(2007) JLP 55: 37-71
Werner Zips and Manuela Zips-Mairitsch
Celebrated as an international model for conservation, the establishment of the Peace Park Foundation in South Africa in 1997 promised a new vision for the protection of wildlife, biodiversity, and a political healing of those scars of colonial history, the national borders dissecting Africa according to European design. With its core idea and overall aim to promote and implement the concept of Transfrontier Conservation Areas within the Southern African Development Community region the Peace Parks model grabbed the imagination of the political elites, the development agencies, the tourism industry, the conservationists, and the wildlife managers as no other initiative had done before. Opened in 2000 the first officially declared Kglagadi Transfrontier Park brought down the fence between the South African and the Botswana protection area of the Eastern Kalahari. The joint conservation management and planning agreements saw winners on all sides. But did these negotiated arrangements include the people originally inhabiting the area? Not adequately, if their voices are to be believed. For the late legendary master tracker and long serving South African Park Ranger Vetpiet Kleinmann the Peace Park establishment did not mean peace for himself and the community of Khomani-San whose ancestors are buried inside the park. Their graves cannot be visited except on payment of the regular entrance fee. Above all the ethical and legal issues involved, for Vetpiet Kleinmann there has also been a tragic neglect of the conservationist capacities and environmental knowledge of the First People in and of the Kalahari.

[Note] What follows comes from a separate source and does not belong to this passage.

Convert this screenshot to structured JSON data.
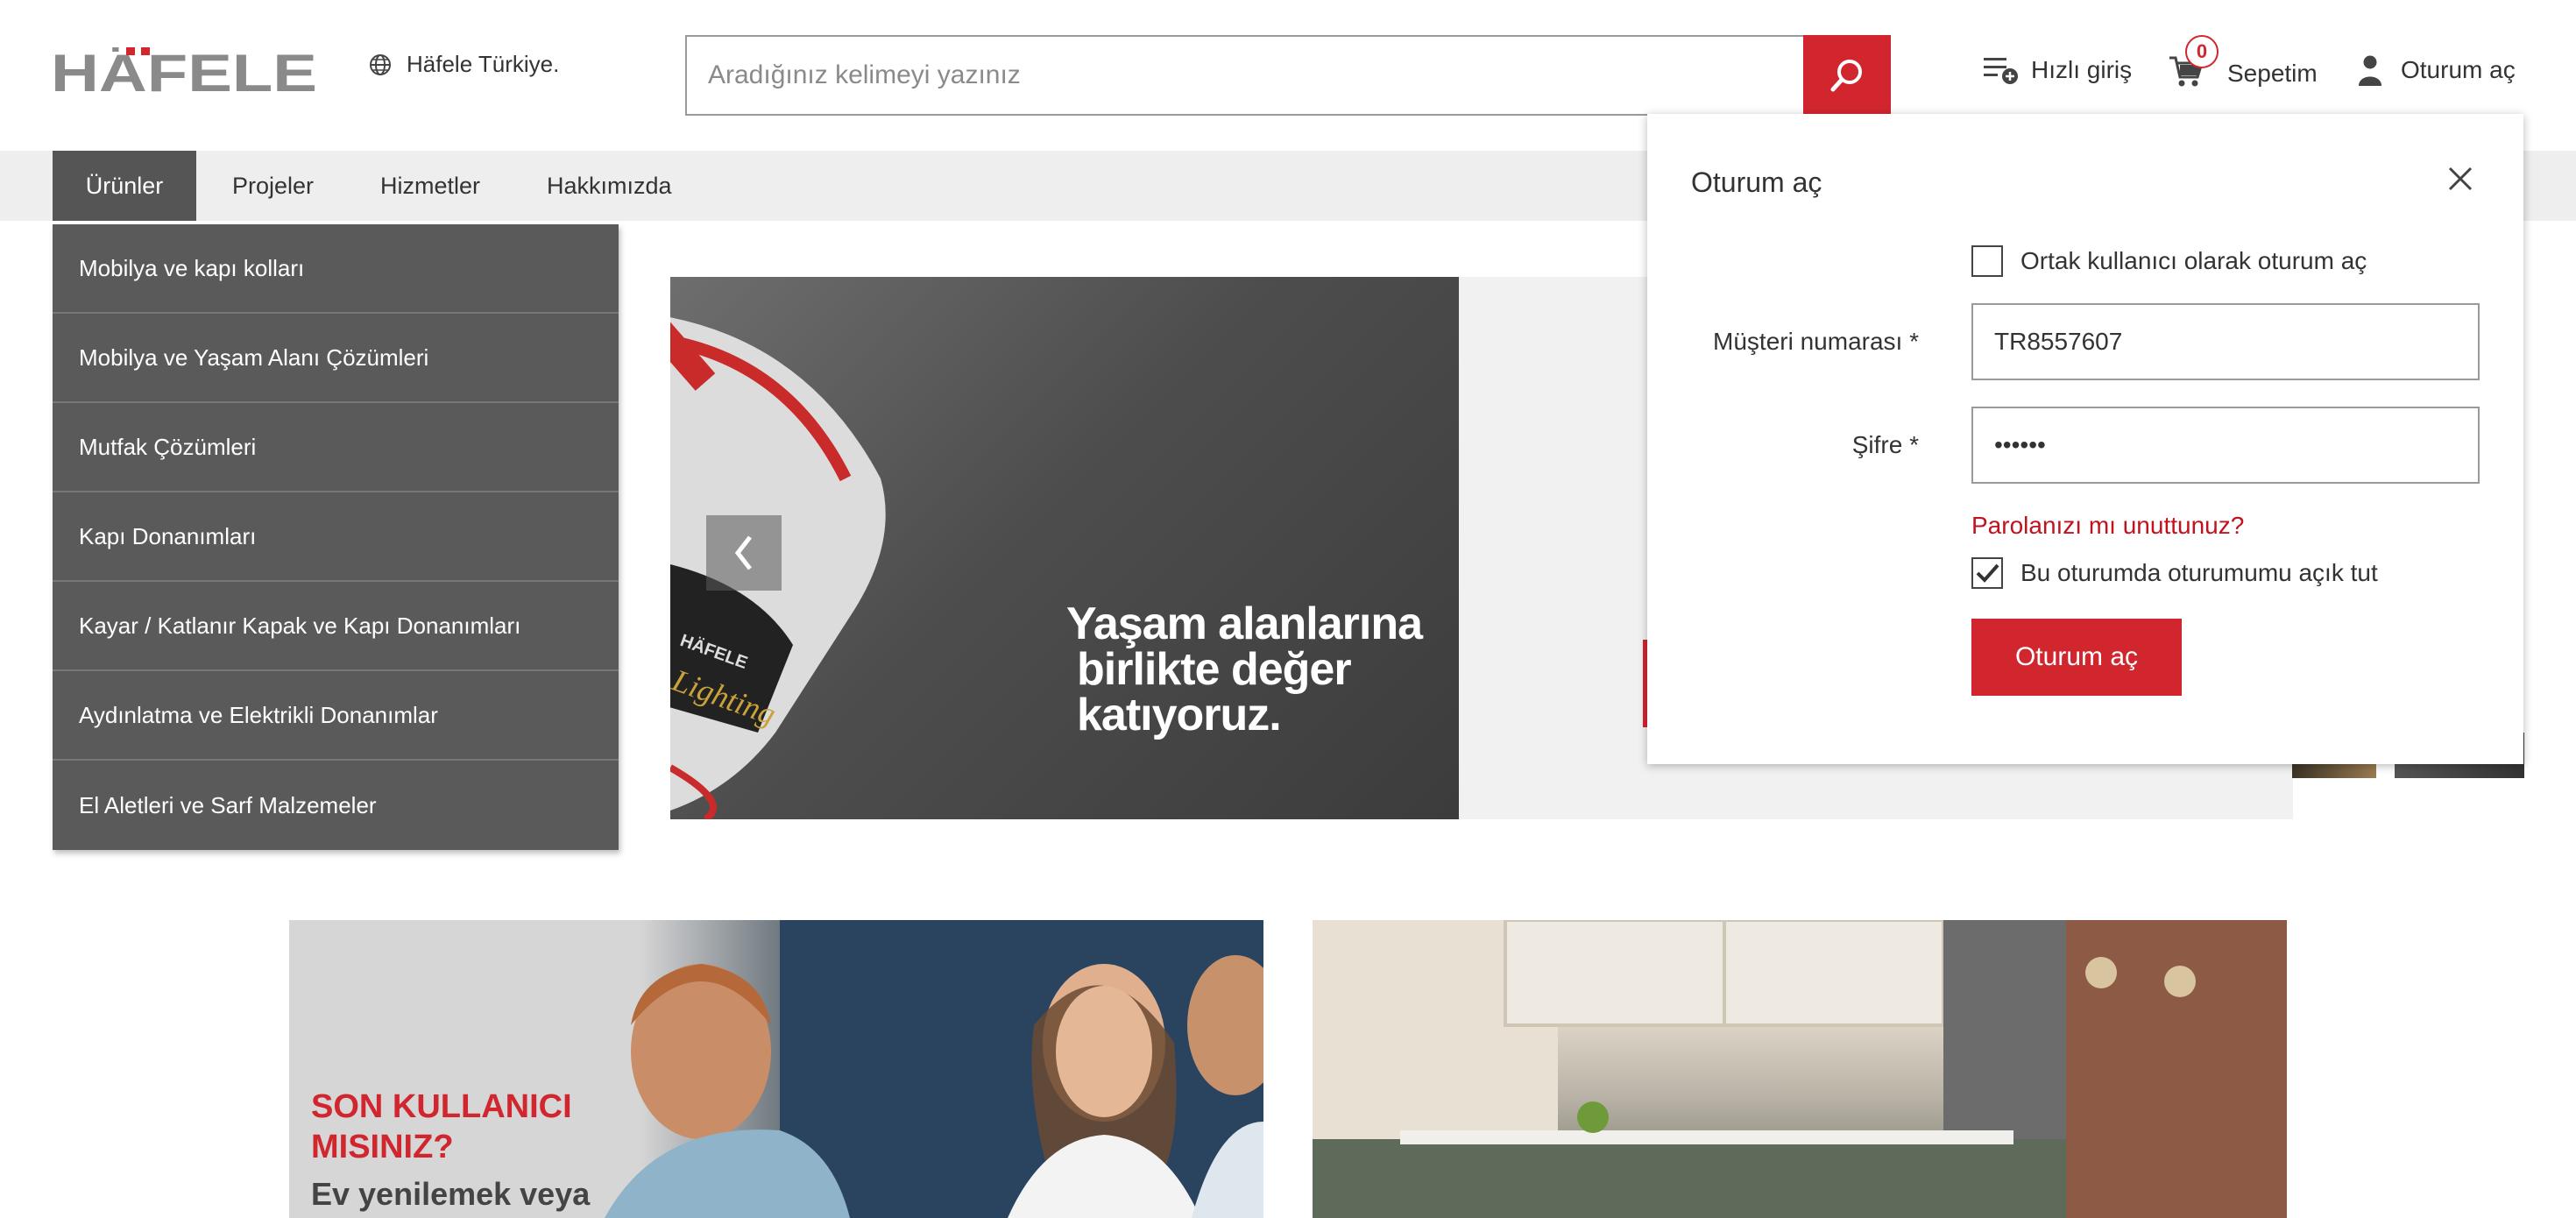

These problems show that in the establishment of this and other parks little attention has been given to the nature and extent of the rights of indigenous groups in the lands where they had their homes. Participation, consultation, empowerment and accountability have been absent in relation to these peoples, and as a result their notions of land and social relationships in regard to land have been disregarded. However, the communicative competence developed by representatives of indigenous peoples has resulted in new discourses on indigenous rights, and these are reflected in recent developments in human rights and international law. Proposals are now emerging for new understandings of the nature of indigeneity and new forms of participatory governance of natural resources.